NICE has assessed high-throughput non-invasive prenatal testing (NIPT) for fetal RHD genotype to help the NHS decide whether to use this product.
When you are pregnant, you’ll be offered a blood test to find out your rhesus‑D status (positive or negative). This is fixed by your genes. If you are rhesus‑D (D) positive, it means that a protein (D antigen) is found on the surface of your red blood cells. If you are D negative, you won’t have the D antigen. During pregnancy, small amounts of the baby’s blood can sometimes enter the mother’s blood. If you are D negative and your baby is D positive, you can produce antibodies against the D antigen that’s on the baby’s blood cells if they enter your circulation. This doesn’t usually affect the baby, but can cause problems in the future if you become pregnant with another baby that is D positive.

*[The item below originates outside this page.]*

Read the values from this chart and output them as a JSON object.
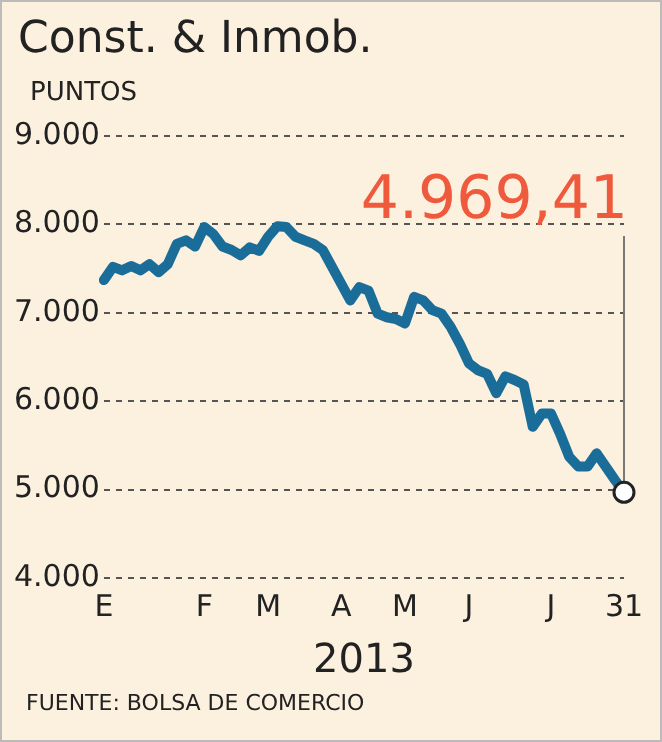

Currently, because it is difficult to test for a baby’s D status in the womb, all pregnant women who are D negative are offered anti‑D immunoglobulin. This works by rapidly neutralising any fetal D antigen in your circulation before you can make antibodies. It is made from the blood of people who are D negative. But, mothers whose babies are D negative don’t actually need anti‑D immunoglobulin.
High-throughput NIPT for fetal RhD genotype can be used to test for a baby’s D status in the womb using a sample of the mother’s blood. NICE has recommended it so that women who are D negative and are carrying a baby that is D negative can avoid unnecessary treatment during pregnancy with anti‑D immunoglobulin.